WEDNESDAY, Nov. 28, 2018 (HealthDay News) -- For very old adults, higher protein intake is associated with better disability trajectories, according to a study published online Nov. 1 in the Journal of the American Geriatrics Society.
Nuno Mendonça, R.D., Ph.D., from Newcastle University in the United Kingdom, and colleagues examined whether protein intake is associated with better disability trajectories in 722 community-dwelling older adults aged 85 years at baseline. Two 24-hour multiple-pass recalls were used to estimate protein intake. Disability was assessed as difficulty performing 17 activities of daily living.

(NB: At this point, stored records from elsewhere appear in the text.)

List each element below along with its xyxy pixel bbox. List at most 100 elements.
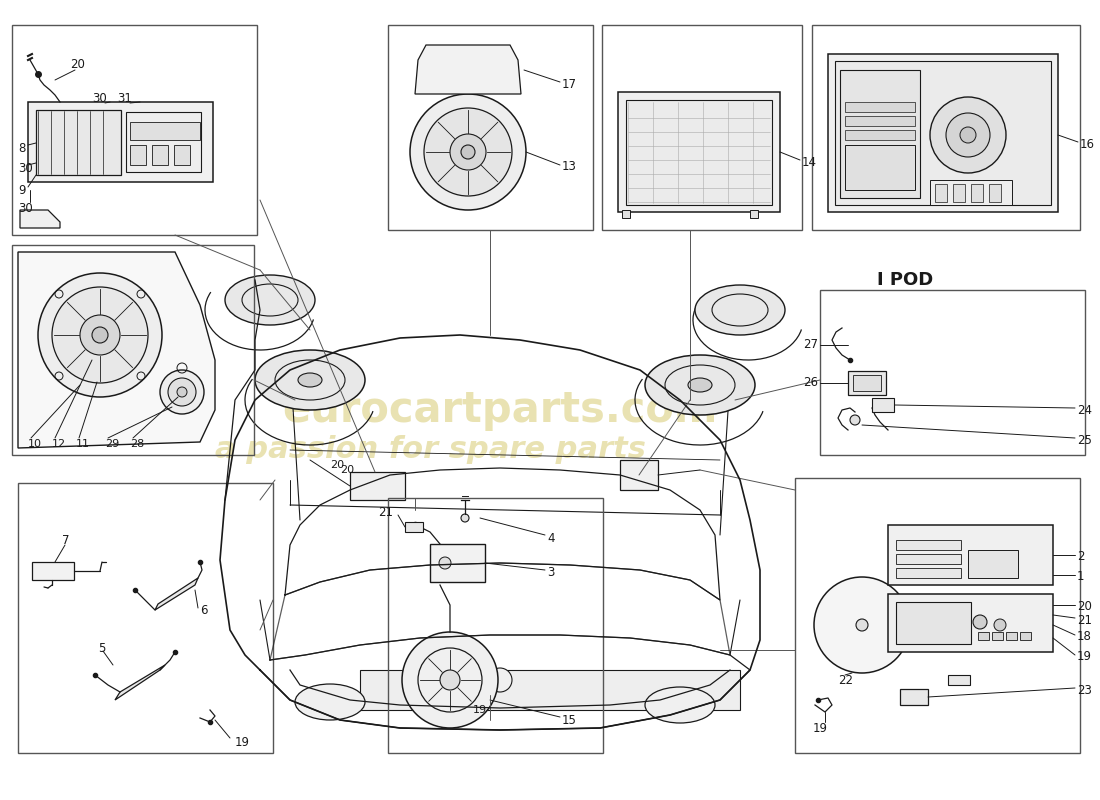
Bar [953,184,965,202]
Bar [388,498,603,753]
Circle shape [930,97,1007,173]
Text: 12: 12 [52,439,66,449]
Bar [896,568,961,578]
Circle shape [410,94,526,210]
Bar [820,290,1085,455]
Bar [1020,632,1031,640]
Circle shape [461,145,475,159]
Bar [626,100,772,205]
Bar [18,483,273,753]
Text: 19: 19 [1077,650,1092,663]
Bar [130,122,200,140]
Bar [872,398,894,412]
Bar [930,180,1012,205]
Ellipse shape [226,275,315,325]
Circle shape [92,327,108,343]
Text: 21: 21 [378,506,393,518]
Text: 1: 1 [1077,570,1085,583]
Circle shape [160,370,204,414]
Bar [989,184,1001,202]
Bar [835,61,1050,205]
Circle shape [960,127,976,143]
Text: 6: 6 [200,603,208,617]
Circle shape [994,619,1006,631]
Text: 18: 18 [1077,630,1092,643]
Ellipse shape [645,355,755,415]
Circle shape [461,514,469,522]
Polygon shape [415,45,521,94]
Bar [388,25,593,230]
Bar [888,594,1053,652]
Text: 29: 29 [104,439,119,449]
Text: 3: 3 [547,566,554,579]
Text: 15: 15 [562,714,576,726]
Text: 19: 19 [235,737,250,750]
Circle shape [974,615,987,629]
Bar [896,602,971,644]
Text: 20: 20 [1077,601,1092,614]
Text: 8: 8 [18,142,25,154]
Bar [845,130,915,140]
Bar [620,460,658,490]
Circle shape [80,315,120,355]
Bar [32,562,74,580]
Bar [888,525,1053,585]
Bar [852,375,881,391]
Bar [36,110,121,175]
Bar [350,472,405,500]
Bar [896,540,961,550]
Bar [405,522,424,532]
Circle shape [485,690,495,700]
Text: 10: 10 [28,439,42,449]
Bar [152,145,168,165]
Ellipse shape [645,687,715,723]
Polygon shape [116,665,165,700]
Text: 4: 4 [547,531,554,545]
Text: 30: 30 [18,162,33,174]
Bar [828,54,1058,212]
Bar [845,102,915,112]
Bar [840,70,920,198]
Text: 5: 5 [98,642,106,654]
Circle shape [39,273,162,397]
Text: 9: 9 [18,183,25,197]
Bar [360,670,740,710]
Bar [12,25,257,235]
Text: a passion for spare parts: a passion for spare parts [214,435,646,465]
Bar [28,102,213,182]
Text: 2: 2 [1077,550,1085,563]
Text: 13: 13 [562,161,576,174]
Text: 16: 16 [1080,138,1094,150]
Circle shape [850,415,860,425]
Polygon shape [18,252,214,448]
Circle shape [424,108,512,196]
Bar [948,675,970,685]
Bar [174,145,190,165]
Bar [602,25,802,230]
Bar [750,210,758,218]
Text: 17: 17 [562,78,578,90]
Bar [935,184,947,202]
Bar [130,145,146,165]
Ellipse shape [298,373,322,387]
Circle shape [946,113,990,157]
Bar [1006,632,1018,640]
Bar [618,92,780,212]
Text: 30: 30 [18,202,33,214]
Text: eurocartparts.com: eurocartparts.com [283,389,717,431]
Ellipse shape [695,285,785,335]
Text: 20: 20 [330,460,344,470]
Bar [848,371,886,395]
Text: 20: 20 [70,58,86,71]
Bar [978,632,989,640]
Text: 14: 14 [802,155,817,169]
Text: 28: 28 [130,439,144,449]
Circle shape [177,387,187,397]
Text: 27: 27 [803,338,818,351]
Ellipse shape [688,378,712,392]
Text: 25: 25 [1077,434,1092,446]
Text: 24: 24 [1077,403,1092,417]
Circle shape [440,670,460,690]
Bar [795,478,1080,753]
Circle shape [168,378,196,406]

The researchers identified four distinct disability trajectories: constant very low (AT1), mild (AT2), moderate, and severe (AT4). In models adjusted for selected covariates, each unit increase in protein per kilogram of adjusted body weight per day (aBW/d) was correlated with greater odds of AT1 and AT2 than AT4 (odds ratios, 7.97 and 3.28, respectively) during five years. Participants with protein intake of at least 1 g/kg aBW/d were more likely to be in AT1 or AT2 than AT4 (odds ratios, 3.65 and 2.12, respectively).
"The results support the consensus statements that protein intake in older adults should approximate 1.0 to 1.2 g/kg BW/d, which is within the acceptable macronutrient distribution range," the authors write.